Der G.g-Einschub

Kürzlich war ich in den wenigen Momenten, in denen ich nicht von Redaktion zu Termin und zurück pendelte, irgendwann spät am Abend, auf einer Uni-Party gewesen. Früher, als ich noch im Studium war, da waren Uni-Partys etwas für arme Studenten, wo in irgendwelchen Uni-Räumen billiges Flaschenbier verkauft wurde. Das war für die Studenten und Fachschaften ein Win-Win. Dabei waren die meisten Partys zwar weniger mit Style, wie man heute sagte, organisiert worden, sondern mehr dem Utilitarismus unterworfen. Als Theke dienten Biertische, Musik kam aus dicken Boxen, die an ein auf Biertischen stehenden DJ-Ausrüstungen angeschlossen waren, die Gäste kamen meist aus dem eigenen Institut und alle wussten, worauf sie sich einließen. Es war nichts besonderes, aber es war da und wenn nicht beliebt, dann zumindest doch als fester Bestandteil des Studienlebens akzeptiert. Die Unis duldeten das, weil sie keine Lust auf Studentenproteste hatten, die Unis sowieso sanierungsbedürftig waren, dass Fußspuren an den Wänden keine Rolle spielten, und weil schon immer in der Unis gefeiert wurde. Bis drei Dinge passierten: Aus Universitäten wurden Elite-Unis, da waren Partys schlecht für den Ruf. Durch Studiengebühren wurde der Sanierungsstau aufgelöst, und man wollte keine neuen Fußspuren mehr haben. Vor allem nicht, seit die Studiengebühren wieder abgeschafft worden waren, und so keinerlei finanzielle Möglichkeit mehr bestand, jemals wieder Wände streichen zu lassen. Studenten demonstrierten nicht mehr, weil sie durch den Bachelor ständig über mangelnde Zeit klagen mussten. Und zuletzt, ja zuletzt, war da Duisburg. Duisburg, die Perle des Ruhrgebiets, die durch ihr katastrophales Verwaltungs- und Politikversagen zu einer grauen, sterbenden Stadt verkommen war. Duisburg, Loveparade. Seit der Loveparade, dem Desaster, dass einem vielschichtigen, aber einmaligem Versagen geschuldet war, waren Deutschlandweit Brandschutzmaßnahmen verstärkt, Versicherungen geändert und Fluchtwege derart überprüft worden, dass eigentlich kaum ein Gebäude mehr den Ansprüchen der großen Versicherungsgesellschaften entsprach. Spätestens seit Duisburg durfte nur eine einzige Institution noch Veranstaltungen und Partys in Uni-Gebäuden veranstalten: Und das war die Universität selbst.

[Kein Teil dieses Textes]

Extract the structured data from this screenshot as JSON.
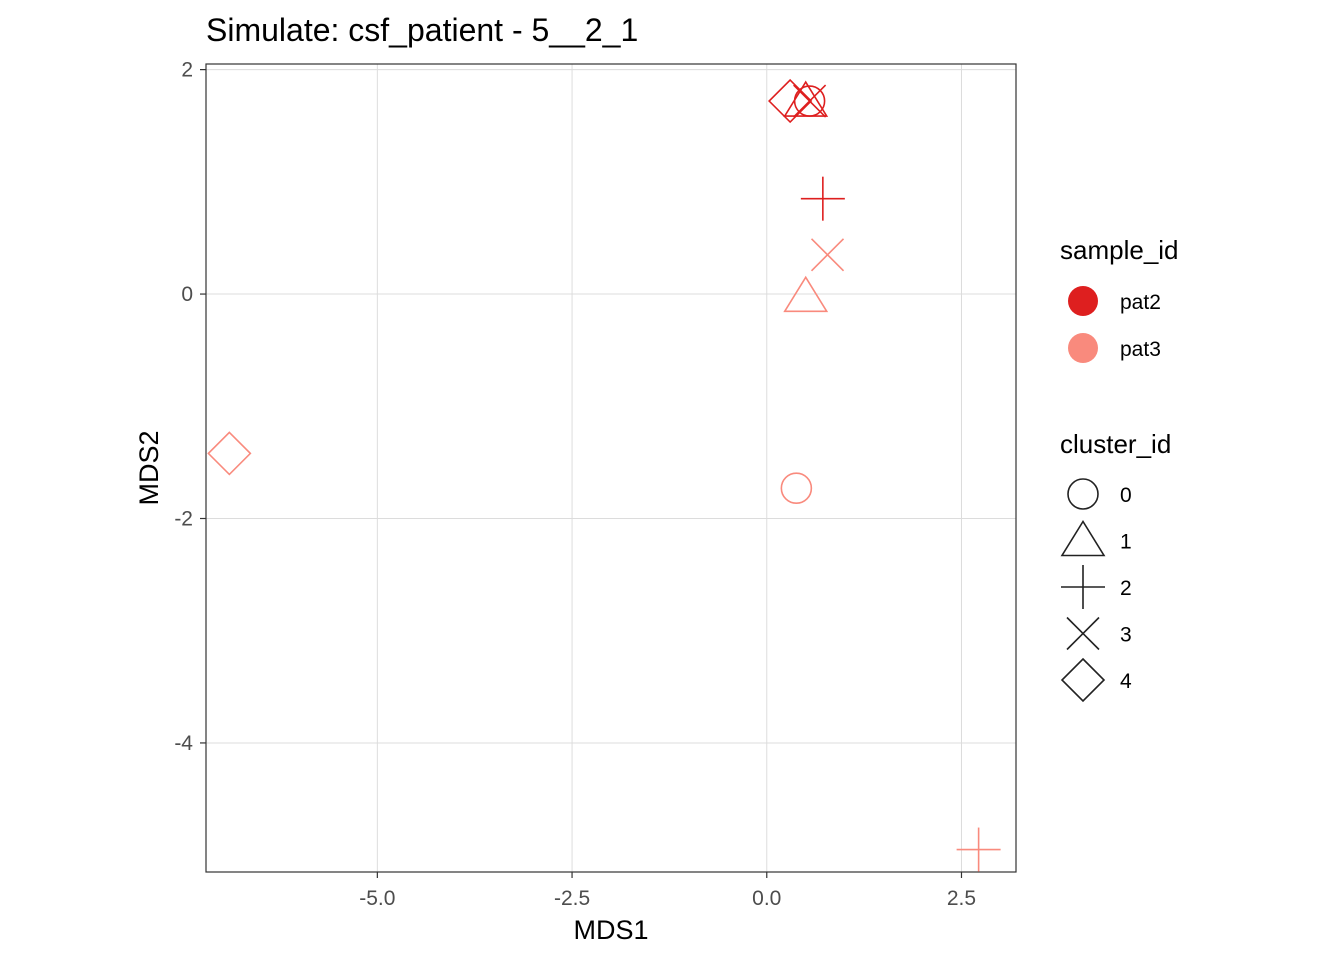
{
  "chart_data": {
    "type": "scatter",
    "title": "Simulate: csf_patient - 5__2_1",
    "xlabel": "MDS1",
    "ylabel": "MDS2",
    "xlim": [
      -7.2,
      3.2
    ],
    "ylim": [
      -5.15,
      2.05
    ],
    "x_ticks": [
      -5.0,
      -2.5,
      0.0,
      2.5
    ],
    "x_tick_labels": [
      "-5.0",
      "-2.5",
      "0.0",
      "2.5"
    ],
    "y_ticks": [
      2,
      0,
      -2,
      -4
    ],
    "y_tick_labels": [
      "2",
      "0",
      "-2",
      "-4"
    ],
    "grid": true,
    "legend_position": "right",
    "color_legend": {
      "title": "sample_id",
      "entries": [
        {
          "label": "pat2",
          "color": "#de1f1f"
        },
        {
          "label": "pat3",
          "color": "#f98a7d"
        }
      ]
    },
    "shape_legend": {
      "title": "cluster_id",
      "entries": [
        {
          "label": "0",
          "shape": "circle"
        },
        {
          "label": "1",
          "shape": "triangle"
        },
        {
          "label": "2",
          "shape": "plus"
        },
        {
          "label": "3",
          "shape": "cross"
        },
        {
          "label": "4",
          "shape": "diamond"
        }
      ]
    },
    "points": [
      {
        "x": 0.55,
        "y": 1.72,
        "sample_id": "pat2",
        "cluster_id": "0"
      },
      {
        "x": 0.5,
        "y": 1.72,
        "sample_id": "pat2",
        "cluster_id": "1"
      },
      {
        "x": 0.72,
        "y": 0.85,
        "sample_id": "pat2",
        "cluster_id": "2"
      },
      {
        "x": 0.55,
        "y": 1.72,
        "sample_id": "pat2",
        "cluster_id": "3"
      },
      {
        "x": 0.3,
        "y": 1.72,
        "sample_id": "pat2",
        "cluster_id": "4"
      },
      {
        "x": 0.38,
        "y": -1.73,
        "sample_id": "pat3",
        "cluster_id": "0"
      },
      {
        "x": 0.5,
        "y": -0.02,
        "sample_id": "pat3",
        "cluster_id": "1"
      },
      {
        "x": 2.72,
        "y": -4.95,
        "sample_id": "pat3",
        "cluster_id": "2"
      },
      {
        "x": 0.78,
        "y": 0.35,
        "sample_id": "pat3",
        "cluster_id": "3"
      },
      {
        "x": -6.9,
        "y": -1.42,
        "sample_id": "pat3",
        "cluster_id": "4"
      }
    ]
  }
}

Deshalb fanden auch Fachschaftspartys, die lange Zeit die einzige Möglichkeit größerer Studentenfeiern gewesen waren und Rückgrat des Studentenpartykalenders, nicht mehr in den akademischen Hallen statt, sondern in dunklen Kneipen, loungigen Clubs oder gar nicht mehr. Das war dann eine Win-Situation für die Fachschaften, denn sie mussten nur am Eingang eine Kasse aufstellen, dann floss das Geld. Für die armen Studenten war das ärgerlich, sie mussten jetzt Eintritt zahlen, um einen Club zu betreten. Für alle anderen war das spaßig, denn es hob die Qualität der Partys, auch wenn die Füllung des Geldbeutels abnahm. Seitdem gesellte ich mich wieder auf solche Partys, auch wenn der Altersunterschied mit der Zeit signifikant auffälliger wurde. Und auf einer solchen Feier hatte es sich letztlich ergeben, dass ich, nach einem anregenden Gespräch mit einer Dame, zusammen mit einem infantilen Scherz meinerseits, der in einer Katastrophe endete, in einem solchen Moment hatte es sich letztlich ergeben, dass ich eine der grundlegenden menschlichen Eigenschaften ergründete.

Es geschah, dass ich auf ebenjener Party ein Glas Whiskey-Cola verschüttete. Nicht weiter schlimm, mag man denken. Leider war es nicht meines, was aber auch nicht weiter tragisch gewesen wäre, schließlich handelte es sich ja nur um ein Getränke im Wert von wenigen Euros. Und zudem war es auch kein volles Glas, es war nur ein kläglicher Rest dessen, was vormals bestellt worden war. Eine Suppe aus Eiswürfeln, Cola und ein bisschen Whiskey. Kaum noch wert, überhaupt angefasst zu werden, hätte man es nicht bezahlt. Und es wäre auch nicht weiter tragisch gewesen, den natürlich hätte ich dieses bisschen auch ersetzt.